For a second straight day, Mr. Obama sought to contain the political fallout surrounding the remark. At a rally Friday evening in Terre Haute, he angrily rebuked Senators Hillary Rodham Clinton of New York and John McCain of Arizona for what he said was an attempt to use social and cultural issues to distract voters from other concerns, but at his appearance here Saturday he softened his tone and conceded his remarks had not been artfully phrased.
“Lately, there’s been a little typical sort of political flare-up because I said something that everybody knows is true, which is that there are a whole bunch of folks in small towns in Pennsylvania, in towns right here in Indiana, in my hometown in Illinois, who are bitter,” Mr. Obama said Saturday. “They are angry, they feel like they’ve been left behind. They feel like nobody’s paying attention to what they’re going through.”
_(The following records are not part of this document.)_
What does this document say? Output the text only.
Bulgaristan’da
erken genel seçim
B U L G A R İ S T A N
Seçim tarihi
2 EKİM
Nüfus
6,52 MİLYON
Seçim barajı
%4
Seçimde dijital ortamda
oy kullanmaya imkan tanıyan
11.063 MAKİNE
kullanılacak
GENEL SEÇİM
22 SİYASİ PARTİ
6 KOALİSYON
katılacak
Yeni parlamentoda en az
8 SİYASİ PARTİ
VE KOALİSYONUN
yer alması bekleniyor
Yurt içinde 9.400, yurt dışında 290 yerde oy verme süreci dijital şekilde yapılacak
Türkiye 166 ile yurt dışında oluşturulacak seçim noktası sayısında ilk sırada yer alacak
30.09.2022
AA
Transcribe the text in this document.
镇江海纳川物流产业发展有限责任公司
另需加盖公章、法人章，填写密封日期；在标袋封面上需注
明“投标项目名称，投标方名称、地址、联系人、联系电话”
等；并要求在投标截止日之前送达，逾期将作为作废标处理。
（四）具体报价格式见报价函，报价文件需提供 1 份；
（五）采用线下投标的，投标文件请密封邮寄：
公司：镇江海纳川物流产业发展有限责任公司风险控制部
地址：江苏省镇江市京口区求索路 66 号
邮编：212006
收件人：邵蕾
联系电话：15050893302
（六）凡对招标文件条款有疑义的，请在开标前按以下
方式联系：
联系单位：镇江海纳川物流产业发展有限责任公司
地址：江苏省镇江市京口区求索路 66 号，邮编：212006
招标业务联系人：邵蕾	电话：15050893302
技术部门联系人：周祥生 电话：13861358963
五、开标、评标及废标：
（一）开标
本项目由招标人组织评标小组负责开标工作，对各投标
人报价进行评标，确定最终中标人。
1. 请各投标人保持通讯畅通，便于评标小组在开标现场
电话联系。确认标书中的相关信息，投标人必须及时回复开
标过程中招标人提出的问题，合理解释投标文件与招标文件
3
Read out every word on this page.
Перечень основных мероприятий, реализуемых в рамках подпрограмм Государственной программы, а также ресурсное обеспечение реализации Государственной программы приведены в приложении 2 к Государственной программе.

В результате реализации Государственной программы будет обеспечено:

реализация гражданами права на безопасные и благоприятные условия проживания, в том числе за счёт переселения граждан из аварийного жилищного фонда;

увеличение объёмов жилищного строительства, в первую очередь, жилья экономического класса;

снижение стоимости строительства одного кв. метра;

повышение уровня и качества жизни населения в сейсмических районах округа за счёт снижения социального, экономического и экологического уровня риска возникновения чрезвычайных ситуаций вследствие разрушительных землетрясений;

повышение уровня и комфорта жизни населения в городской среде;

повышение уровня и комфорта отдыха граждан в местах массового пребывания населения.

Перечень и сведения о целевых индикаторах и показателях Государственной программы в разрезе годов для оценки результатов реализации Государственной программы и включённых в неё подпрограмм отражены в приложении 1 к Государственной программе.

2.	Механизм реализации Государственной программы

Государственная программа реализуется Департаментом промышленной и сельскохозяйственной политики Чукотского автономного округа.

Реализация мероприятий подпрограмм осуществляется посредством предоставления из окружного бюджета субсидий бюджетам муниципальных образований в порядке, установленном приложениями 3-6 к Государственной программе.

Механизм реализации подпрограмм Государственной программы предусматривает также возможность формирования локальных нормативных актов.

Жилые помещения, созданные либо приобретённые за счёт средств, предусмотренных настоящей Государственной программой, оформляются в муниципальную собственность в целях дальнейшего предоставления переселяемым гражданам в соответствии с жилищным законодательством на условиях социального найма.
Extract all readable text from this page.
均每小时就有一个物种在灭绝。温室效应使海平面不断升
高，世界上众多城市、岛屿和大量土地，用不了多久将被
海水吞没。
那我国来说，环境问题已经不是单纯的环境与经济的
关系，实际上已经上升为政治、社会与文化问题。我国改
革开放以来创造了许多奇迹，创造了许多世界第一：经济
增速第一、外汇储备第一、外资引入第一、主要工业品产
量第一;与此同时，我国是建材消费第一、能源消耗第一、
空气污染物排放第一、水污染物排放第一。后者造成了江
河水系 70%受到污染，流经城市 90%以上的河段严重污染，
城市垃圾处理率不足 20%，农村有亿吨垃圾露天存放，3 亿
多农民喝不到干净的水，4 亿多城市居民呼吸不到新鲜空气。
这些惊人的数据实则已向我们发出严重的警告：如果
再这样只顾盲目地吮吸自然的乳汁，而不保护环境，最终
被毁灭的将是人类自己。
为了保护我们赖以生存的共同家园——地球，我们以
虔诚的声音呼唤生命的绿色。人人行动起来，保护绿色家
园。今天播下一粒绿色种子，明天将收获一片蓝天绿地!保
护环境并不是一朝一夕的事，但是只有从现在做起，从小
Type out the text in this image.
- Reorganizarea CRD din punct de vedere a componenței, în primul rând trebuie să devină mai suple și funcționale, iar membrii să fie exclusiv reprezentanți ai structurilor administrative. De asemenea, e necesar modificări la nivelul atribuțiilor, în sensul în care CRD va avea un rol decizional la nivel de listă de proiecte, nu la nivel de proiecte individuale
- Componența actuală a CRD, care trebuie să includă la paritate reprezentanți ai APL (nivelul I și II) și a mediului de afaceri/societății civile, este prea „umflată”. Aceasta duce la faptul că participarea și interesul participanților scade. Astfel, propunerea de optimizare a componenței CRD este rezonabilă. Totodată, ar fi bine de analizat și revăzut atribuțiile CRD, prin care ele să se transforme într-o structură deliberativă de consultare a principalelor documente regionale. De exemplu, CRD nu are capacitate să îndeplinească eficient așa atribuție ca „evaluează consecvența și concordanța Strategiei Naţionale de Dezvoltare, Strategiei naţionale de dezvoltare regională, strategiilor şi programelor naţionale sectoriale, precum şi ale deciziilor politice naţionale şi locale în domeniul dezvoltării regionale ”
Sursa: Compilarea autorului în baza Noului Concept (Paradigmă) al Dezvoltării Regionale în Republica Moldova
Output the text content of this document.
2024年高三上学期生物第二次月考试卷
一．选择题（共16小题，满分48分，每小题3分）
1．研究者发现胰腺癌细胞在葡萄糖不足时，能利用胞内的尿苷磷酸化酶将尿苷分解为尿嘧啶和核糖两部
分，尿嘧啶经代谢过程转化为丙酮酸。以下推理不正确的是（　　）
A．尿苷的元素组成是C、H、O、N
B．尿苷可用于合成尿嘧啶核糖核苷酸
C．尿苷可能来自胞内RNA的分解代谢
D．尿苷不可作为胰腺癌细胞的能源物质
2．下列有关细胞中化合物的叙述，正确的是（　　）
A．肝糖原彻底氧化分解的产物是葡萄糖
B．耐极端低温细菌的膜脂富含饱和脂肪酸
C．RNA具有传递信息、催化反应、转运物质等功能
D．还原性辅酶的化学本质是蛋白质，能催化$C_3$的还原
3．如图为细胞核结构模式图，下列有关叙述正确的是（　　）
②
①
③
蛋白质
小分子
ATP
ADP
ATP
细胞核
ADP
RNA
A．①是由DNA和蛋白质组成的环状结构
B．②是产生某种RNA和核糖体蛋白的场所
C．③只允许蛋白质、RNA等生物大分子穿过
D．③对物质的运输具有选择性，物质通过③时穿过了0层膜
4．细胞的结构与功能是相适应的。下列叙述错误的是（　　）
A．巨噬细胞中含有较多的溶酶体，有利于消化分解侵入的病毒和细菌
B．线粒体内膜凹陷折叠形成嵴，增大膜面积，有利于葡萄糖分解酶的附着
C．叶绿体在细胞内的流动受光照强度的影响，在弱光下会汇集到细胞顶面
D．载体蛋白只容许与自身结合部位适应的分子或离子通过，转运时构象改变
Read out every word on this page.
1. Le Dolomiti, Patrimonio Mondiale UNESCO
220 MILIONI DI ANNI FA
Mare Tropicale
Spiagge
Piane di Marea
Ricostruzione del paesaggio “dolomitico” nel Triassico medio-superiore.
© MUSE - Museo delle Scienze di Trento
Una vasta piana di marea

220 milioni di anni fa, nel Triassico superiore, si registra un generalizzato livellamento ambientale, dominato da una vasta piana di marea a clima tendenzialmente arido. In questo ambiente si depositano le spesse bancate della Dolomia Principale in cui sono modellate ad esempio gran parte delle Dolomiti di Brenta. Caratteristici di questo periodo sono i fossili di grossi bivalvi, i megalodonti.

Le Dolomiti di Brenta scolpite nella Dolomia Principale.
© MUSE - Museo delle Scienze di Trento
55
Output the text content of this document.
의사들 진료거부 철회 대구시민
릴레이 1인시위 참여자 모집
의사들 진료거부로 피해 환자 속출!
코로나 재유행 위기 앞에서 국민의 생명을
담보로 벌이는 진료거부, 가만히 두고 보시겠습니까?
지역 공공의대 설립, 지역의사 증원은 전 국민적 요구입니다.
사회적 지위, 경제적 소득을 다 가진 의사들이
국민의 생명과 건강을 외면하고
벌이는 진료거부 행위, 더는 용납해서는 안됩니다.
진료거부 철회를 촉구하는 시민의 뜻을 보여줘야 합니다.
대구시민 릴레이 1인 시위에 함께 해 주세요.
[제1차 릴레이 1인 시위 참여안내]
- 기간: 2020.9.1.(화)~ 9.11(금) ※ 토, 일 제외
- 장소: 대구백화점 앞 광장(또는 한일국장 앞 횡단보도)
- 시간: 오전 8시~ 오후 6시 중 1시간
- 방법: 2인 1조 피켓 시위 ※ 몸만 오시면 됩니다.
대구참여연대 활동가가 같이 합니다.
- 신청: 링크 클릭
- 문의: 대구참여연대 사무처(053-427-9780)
As the audience listened nearly in silence, he added: “So I said, well you know, when you’re bitter, you turn to what you can count on. So people vote, they vote about guns or they take comfort from their faith and their family and their community and they get mad about illegal immigrants who are coming over to this country or they get frustrated about how things are changing. That’s a natural response.”
Mr. Obama urged voters to “get past the distractions of our politics” and vote their economic interests.
With the Pennsylvania primary only 10 days away, the comments touched off a fresh surge of criticism about Mr. Obama’s ability to win over working-class voters. It was a demographic that his campaign has aggressively courted since losing the Ohio primary to Mrs. Clinton last month.
In Indianapolis on Saturday, Mrs. Clinton told voters she was “taken aback by the demeaning remarks Senator Obama made about people in small-town America.”
“Senator Obama’s remarks are elitist and they are out of touch,” Mrs. Clinton told an audience. “They are not reflective of the values and beliefs of Americans. Certainly not the Americans that I know.”
The McCain campaign late Friday evening criticized Mr. Obama for failing to express regret for his remark.
Tucker Bounds, a spokesman for Mr. McCain, said, “Instead of apologizing to small-town Americans for dismissing their values, Barack Obama arrogantly tried to spin his way out of his outrageous San Francisco remarks.”
“You can’t be more out of touch than that,” he added.